Q: Where does model evaluation fit into your role?

Sandy Zhou: Model benchmarks are essential—they're how research teams measure progress and move fast.

My role complements that with product-facing evaluation: translating what improves in benchmarks into what users will feel across real content, long sessions, and different intents. That includes stability and comfort over time, clarity in phrasing and pacing, and whether the voice stays within a consistent persona range that feels recognizable as "itself."

"It's collaboration," I say. "Benchmarks tell us what moved, and listening tells us whether it moved in the direction users will feel."


Q: You've led launches for Storyteller and Christmas and owned full launch readiness for other high-profile releases, including celebrity voice launches. What does "launch readiness" mean to you?

Sandy Zhou: Launch readiness is about trust at the moment of adoption.

It's not only whether the voice sounds good—it's also whether it behaves predictably in real use and is positioned in a way that helps users choose it for the right intent. If a user expects "calm study mode" and gets "high-energy narrator," trust breaks instantly.

Launch readiness also means driving alignment across teams so the quality bar is shared and decisions stay consistent as the library evolves.
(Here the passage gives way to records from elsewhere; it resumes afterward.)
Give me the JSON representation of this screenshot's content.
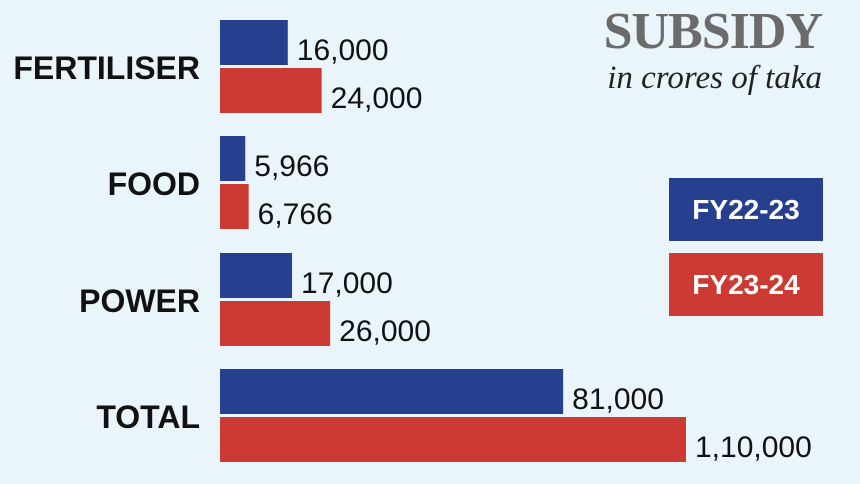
{
  "chart_data": {
    "type": "bar",
    "orientation": "horizontal",
    "title": "SUBSIDY",
    "subtitle": "in crores of taka",
    "categories": [
      "FERTILISER",
      "FOOD",
      "POWER",
      "TOTAL"
    ],
    "series": [
      {
        "name": "FY22-23",
        "color": "#263f8f",
        "values": [
          16000,
          5966,
          17000,
          81000
        ],
        "labels": [
          "16,000",
          "5,966",
          "17,000",
          "81,000"
        ]
      },
      {
        "name": "FY23-24",
        "color": "#cc3b33",
        "values": [
          24000,
          6766,
          26000,
          110000
        ],
        "labels": [
          "24,000",
          "6,766",
          "26,000",
          "1,10,000"
        ]
      }
    ],
    "legend_position": "right",
    "grid": false,
    "xlim": [
      0,
      110000
    ]
  }
}
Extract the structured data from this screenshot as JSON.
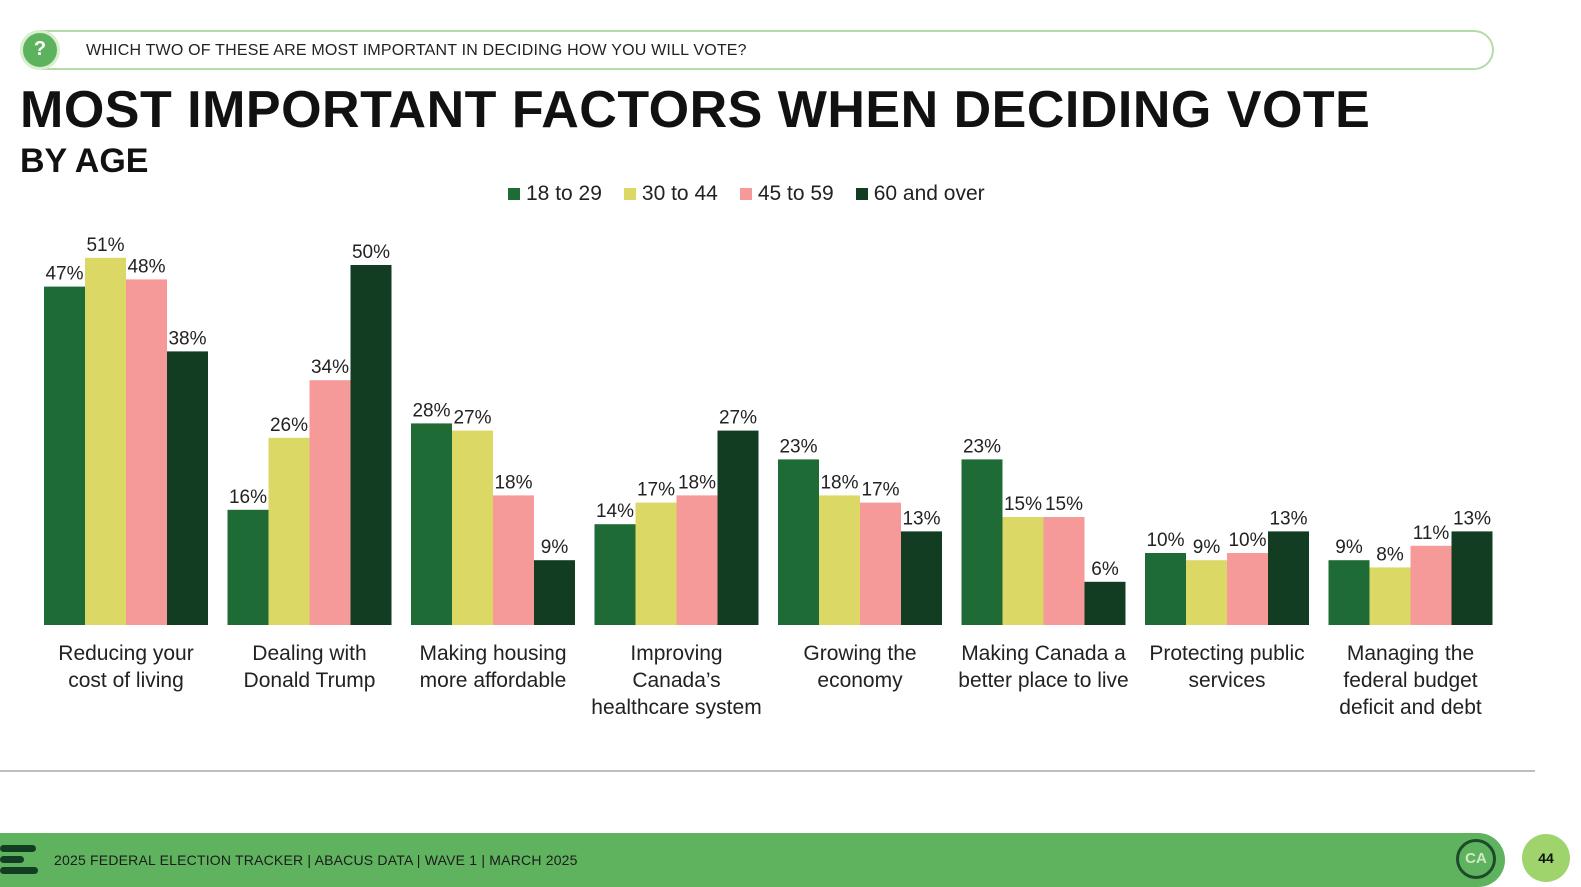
{
  "question": {
    "icon": "question-icon",
    "text": "WHICH TWO OF THESE ARE MOST IMPORTANT IN DECIDING HOW YOU WILL VOTE?"
  },
  "header": {
    "title": "MOST IMPORTANT FACTORS WHEN DECIDING VOTE",
    "subtitle": "BY AGE"
  },
  "colors": {
    "s1": "#1f6b35",
    "s2": "#dcd866",
    "s3": "#f59a98",
    "s4": "#123d22",
    "accent": "#5fb35f",
    "question_border": "#b5dba6"
  },
  "chart_data": {
    "type": "bar",
    "title": "MOST IMPORTANT FACTORS WHEN DECIDING VOTE",
    "subtitle": "BY AGE",
    "xlabel": "",
    "ylabel": "",
    "ylim": [
      0,
      52
    ],
    "grid": false,
    "legend_position": "top-center",
    "categories": [
      "Reducing your\ncost of living",
      "Dealing with\nDonald Trump",
      "Making housing\nmore affordable",
      "Improving\nCanada’s\nhealthcare system",
      "Growing the\neconomy",
      "Making Canada a\nbetter place to live",
      "Protecting public\nservices",
      "Managing the\nfederal budget\ndeficit and debt"
    ],
    "series": [
      {
        "name": "18 to 29",
        "color": "#1f6b35",
        "values": [
          47,
          16,
          28,
          14,
          23,
          23,
          10,
          9
        ]
      },
      {
        "name": "30 to 44",
        "color": "#dcd866",
        "values": [
          51,
          26,
          27,
          17,
          18,
          15,
          9,
          8
        ]
      },
      {
        "name": "45 to 59",
        "color": "#f59a98",
        "values": [
          48,
          34,
          18,
          18,
          17,
          15,
          10,
          11
        ]
      },
      {
        "name": "60 and over",
        "color": "#123d22",
        "values": [
          38,
          50,
          9,
          27,
          13,
          6,
          13,
          13
        ]
      }
    ],
    "value_suffix": "%"
  },
  "footer": {
    "text": "2025 FEDERAL ELECTION TRACKER  |  ABACUS DATA  |  WAVE 1  |  MARCH 2025",
    "badge": "CA",
    "page": "44"
  }
}
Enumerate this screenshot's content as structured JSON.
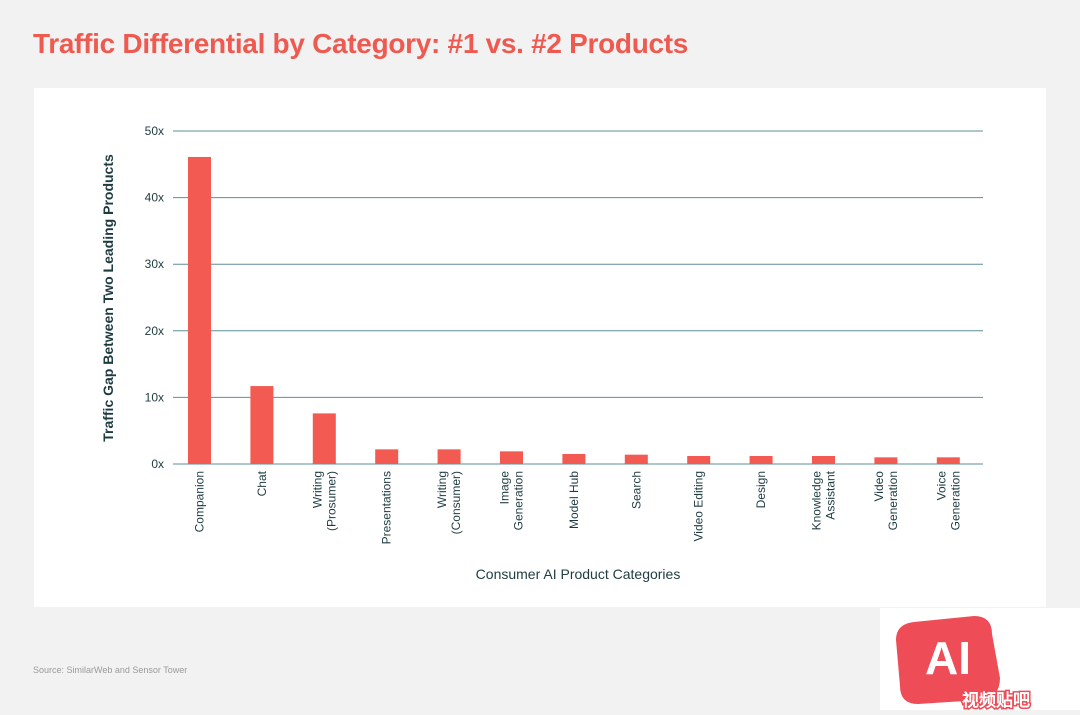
{
  "title": "Traffic Differential by Category: #1 vs. #2 Products",
  "source": "Source: SimilarWeb and Sensor Tower",
  "colors": {
    "title": "#ef5a50",
    "bar": "#f25a52",
    "gridline": "#5b8f9a",
    "axis_text": "#1e3b40"
  },
  "watermark": {
    "logo_text": "AI",
    "caption": "视频贴吧"
  },
  "chart_data": {
    "type": "bar",
    "xlabel": "Consumer AI Product Categories",
    "ylabel": "Traffic Gap Between Two Leading Products",
    "ylim": [
      0,
      50
    ],
    "yticks": [
      0,
      10,
      20,
      30,
      40,
      50
    ],
    "ytick_labels": [
      "0x",
      "10x",
      "20x",
      "30x",
      "40x",
      "50x"
    ],
    "grid": true,
    "legend": "none",
    "categories": [
      [
        "Companion"
      ],
      [
        "Chat"
      ],
      [
        "Writing",
        "(Prosumer)"
      ],
      [
        "Presentations"
      ],
      [
        "Writing",
        "(Consumer)"
      ],
      [
        "Image",
        "Generation"
      ],
      [
        "Model Hub"
      ],
      [
        "Search"
      ],
      [
        "Video Editing"
      ],
      [
        "Design"
      ],
      [
        "Knowledge",
        "Assistant"
      ],
      [
        "Video",
        "Generation"
      ],
      [
        "Voice",
        "Generation"
      ]
    ],
    "values": [
      46.1,
      11.7,
      7.6,
      2.2,
      2.2,
      1.9,
      1.5,
      1.4,
      1.2,
      1.2,
      1.2,
      1.0,
      1.0
    ]
  }
}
My job is to drive alignment around a shared quality bar so what ships matches what the product promises.


Q: You often say "voice is UX." How does UX connect to personalization?

Sandy Zhou: Personalization is what turns voice into a daily habit—and discoverability is how you get there.

As libraries grow, the user problem isn't "give me any voice." It's "help me find my voice for my day." People choose voices like modes: study, story, calm focus, energetic delivery. UX has to guide users to the right match quickly—without forcing them to audition endlessly.

That's why I focus on voice UX: descriptions, tags, collection structure, and how voices are surfaced. The goal is to reduce choice overload and increase confidence—so users feel like the product understands what they're trying to do.


Q: Where do you see voice going next—especially with voice agents?

Sandy Zhou: Voice is moving from output to interaction.

Reading and productivity are already strong voice use cases. The next step is voice-first agents. Instead of just hands-free playback, there will be two-way conversation: voices that can listen, respond, and help users act on information in context.

This direction raises the bar because the voice isn't only delivering content—it's representing the product in real time.


Voice AI becomes real when it supports real work: when someone finishes a chapter on a walk, reviews a contract between meetings, or keeps learning when they otherwise wouldn't have time.

Zhou says, "The goal isn't to generate speech—it's to ship trust, so the voice is dependable in real life." As voice becomes conversational, trust is no longer a nice-to-have; it becomes a core system requirement. When the voice is the interface, consistency, intent fit, and long-form comfort are foundational rather than "polish."